Research in progress

Money-creating banks and the market price of time (updated draft coming soon) 

Abstract: This paper demonstrates the importance of commercial banks’ creation of money for key macroeconomic outcomes such as real investment, aggregate output and credit. Using a cash-in-advance framework extended to allow for privately issued money, I show that commercial banks’ creation of demand-deposits which thereafter circulate as a medium of exchange can result in a persistently lower real risk-free interest rate---i.e., cheaper credit. The lower real interest rate changes firms’ real investment and hence aggregate output, potentially leading to Pareto inferior equilibria. Moreover, the downward pressure on the price of credit leads to a ”credit hungry” society characterised by high levels of indebtedness and low levels of bank capital. Importantly, this credit channel can operate even without changes to the stock of commercial-bank-created money. Rather, it stems from money-creating banks’ ability to issue more credit, and them finding it profitable to do so at lower interest rates, compared to banks limited to intermediation of existing money units only. While other agents' willingness to hold the privately issued money is key, I show that this in itself provides surprisingly weak limits on the quantity of bank credit. 

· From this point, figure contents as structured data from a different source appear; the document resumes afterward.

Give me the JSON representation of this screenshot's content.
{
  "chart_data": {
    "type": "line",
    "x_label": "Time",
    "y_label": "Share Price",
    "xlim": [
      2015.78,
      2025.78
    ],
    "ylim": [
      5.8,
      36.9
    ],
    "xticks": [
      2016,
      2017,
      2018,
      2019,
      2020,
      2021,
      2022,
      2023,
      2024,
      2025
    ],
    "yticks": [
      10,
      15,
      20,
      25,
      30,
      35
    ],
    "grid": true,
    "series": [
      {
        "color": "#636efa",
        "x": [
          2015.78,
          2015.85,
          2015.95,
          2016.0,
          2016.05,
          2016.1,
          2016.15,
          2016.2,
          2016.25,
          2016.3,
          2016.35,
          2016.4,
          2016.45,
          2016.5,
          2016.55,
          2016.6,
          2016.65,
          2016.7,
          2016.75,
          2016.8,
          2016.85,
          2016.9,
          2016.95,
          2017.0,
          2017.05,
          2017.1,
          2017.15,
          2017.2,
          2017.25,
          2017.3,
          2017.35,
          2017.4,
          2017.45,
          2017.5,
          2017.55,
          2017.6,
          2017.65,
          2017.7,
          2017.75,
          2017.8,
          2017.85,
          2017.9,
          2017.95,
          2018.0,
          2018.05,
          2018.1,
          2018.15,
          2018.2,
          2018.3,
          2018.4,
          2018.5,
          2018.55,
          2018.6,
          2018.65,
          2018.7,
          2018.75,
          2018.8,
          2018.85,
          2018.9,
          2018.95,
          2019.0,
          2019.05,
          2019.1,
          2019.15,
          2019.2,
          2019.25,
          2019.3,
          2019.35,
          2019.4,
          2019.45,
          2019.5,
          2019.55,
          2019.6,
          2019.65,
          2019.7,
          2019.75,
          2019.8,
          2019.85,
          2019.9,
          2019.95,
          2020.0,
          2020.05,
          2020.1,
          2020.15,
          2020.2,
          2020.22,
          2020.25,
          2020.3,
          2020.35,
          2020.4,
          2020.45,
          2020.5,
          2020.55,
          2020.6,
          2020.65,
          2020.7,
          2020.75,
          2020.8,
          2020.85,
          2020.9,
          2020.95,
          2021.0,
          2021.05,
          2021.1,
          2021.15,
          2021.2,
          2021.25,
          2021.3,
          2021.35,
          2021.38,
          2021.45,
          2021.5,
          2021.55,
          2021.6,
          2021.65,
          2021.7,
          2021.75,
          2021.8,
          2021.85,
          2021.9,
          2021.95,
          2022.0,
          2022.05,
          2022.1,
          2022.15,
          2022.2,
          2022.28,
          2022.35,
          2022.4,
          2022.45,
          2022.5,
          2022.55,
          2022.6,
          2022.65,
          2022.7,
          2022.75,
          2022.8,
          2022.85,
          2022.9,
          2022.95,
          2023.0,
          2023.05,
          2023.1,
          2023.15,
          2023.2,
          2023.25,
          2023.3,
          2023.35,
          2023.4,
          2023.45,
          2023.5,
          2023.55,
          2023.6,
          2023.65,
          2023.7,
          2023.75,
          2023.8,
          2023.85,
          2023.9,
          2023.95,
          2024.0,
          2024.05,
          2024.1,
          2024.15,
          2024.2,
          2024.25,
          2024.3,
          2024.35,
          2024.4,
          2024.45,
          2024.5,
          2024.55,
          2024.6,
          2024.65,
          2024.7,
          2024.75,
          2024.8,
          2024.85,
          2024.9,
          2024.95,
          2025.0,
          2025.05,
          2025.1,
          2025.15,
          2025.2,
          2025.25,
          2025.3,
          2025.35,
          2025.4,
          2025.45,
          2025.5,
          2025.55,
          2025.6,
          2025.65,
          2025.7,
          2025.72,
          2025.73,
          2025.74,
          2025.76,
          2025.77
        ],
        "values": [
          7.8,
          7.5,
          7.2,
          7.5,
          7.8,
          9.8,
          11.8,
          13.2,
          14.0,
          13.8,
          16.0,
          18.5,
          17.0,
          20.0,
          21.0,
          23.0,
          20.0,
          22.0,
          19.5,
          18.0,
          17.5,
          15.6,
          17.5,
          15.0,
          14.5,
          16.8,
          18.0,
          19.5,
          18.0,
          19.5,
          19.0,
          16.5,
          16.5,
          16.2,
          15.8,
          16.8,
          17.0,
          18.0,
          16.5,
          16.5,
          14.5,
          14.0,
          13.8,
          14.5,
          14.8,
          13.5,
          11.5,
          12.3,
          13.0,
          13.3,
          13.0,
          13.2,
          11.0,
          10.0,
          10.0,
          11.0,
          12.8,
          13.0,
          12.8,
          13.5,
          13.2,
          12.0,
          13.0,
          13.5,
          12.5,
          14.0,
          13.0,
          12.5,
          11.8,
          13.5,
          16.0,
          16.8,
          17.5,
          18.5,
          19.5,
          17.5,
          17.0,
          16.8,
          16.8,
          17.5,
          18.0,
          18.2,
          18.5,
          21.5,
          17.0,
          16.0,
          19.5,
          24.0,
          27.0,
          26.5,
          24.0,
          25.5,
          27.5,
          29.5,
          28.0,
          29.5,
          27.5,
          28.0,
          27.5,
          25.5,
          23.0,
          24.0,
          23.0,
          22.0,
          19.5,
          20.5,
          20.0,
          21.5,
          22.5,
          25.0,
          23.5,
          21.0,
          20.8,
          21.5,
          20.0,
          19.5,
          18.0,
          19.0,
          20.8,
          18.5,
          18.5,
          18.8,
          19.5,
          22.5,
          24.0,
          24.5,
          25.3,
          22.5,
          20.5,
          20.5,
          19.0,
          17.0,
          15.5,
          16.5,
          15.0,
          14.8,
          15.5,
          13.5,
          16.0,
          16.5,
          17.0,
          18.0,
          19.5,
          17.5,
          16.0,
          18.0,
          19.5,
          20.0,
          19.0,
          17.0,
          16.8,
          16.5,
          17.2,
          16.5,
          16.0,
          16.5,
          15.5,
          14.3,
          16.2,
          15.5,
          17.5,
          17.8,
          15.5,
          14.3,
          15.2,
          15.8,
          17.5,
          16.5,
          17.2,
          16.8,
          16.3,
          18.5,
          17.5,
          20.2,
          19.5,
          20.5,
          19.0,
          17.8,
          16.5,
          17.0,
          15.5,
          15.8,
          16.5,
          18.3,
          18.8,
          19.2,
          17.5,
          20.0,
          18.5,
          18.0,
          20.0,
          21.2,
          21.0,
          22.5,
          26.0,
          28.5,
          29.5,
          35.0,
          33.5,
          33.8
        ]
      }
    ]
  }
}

Money-creating banks and the effect of monetary policy

~ Awarded research grant by the Royal Swedish Academy of Sciences ~

Abstract: This paper shows that the presence of money-creating commercial banks can change both the magnitude and direction of monetary policy’s impact on key economic variables such as employment and aggregate output. Commercial banks’ creation of money effectively acts as endogenously created, long-run price stickiness due to its downward pressure on the nominal interest rate, which in turn makes this nominal rate unable to adjust in accordance with the inflation rate. Consequently, the presence of money-creating commercial banks can transform the steady-state real interest rate from being exclusively determined by agents’ rate of time preference to being influenced by the constant growth rate of the stock of central bank money. This gives central banks a more persistent and powerful role in influencing real interest rates than hitherto acknowledged.

Connectedness to money inflow and the structure of production

Abstract: I develop a network model of production and show that the size of a given sector is influenced by how close this sector is to the source of money inflow, where distance is measured in number of transactions from the sector into which the newly created money is initially injected. That is, some sectors can become ”artificially large”—in terms of input into and output from—due to their closeness to the source of money inflow. This holds even when prices are perfectly flexible and all agents are perfectly informed on current and future changes in the money supply, including their source. Examples of sectors typically close to the source of money inflow are financial markets and the housing market.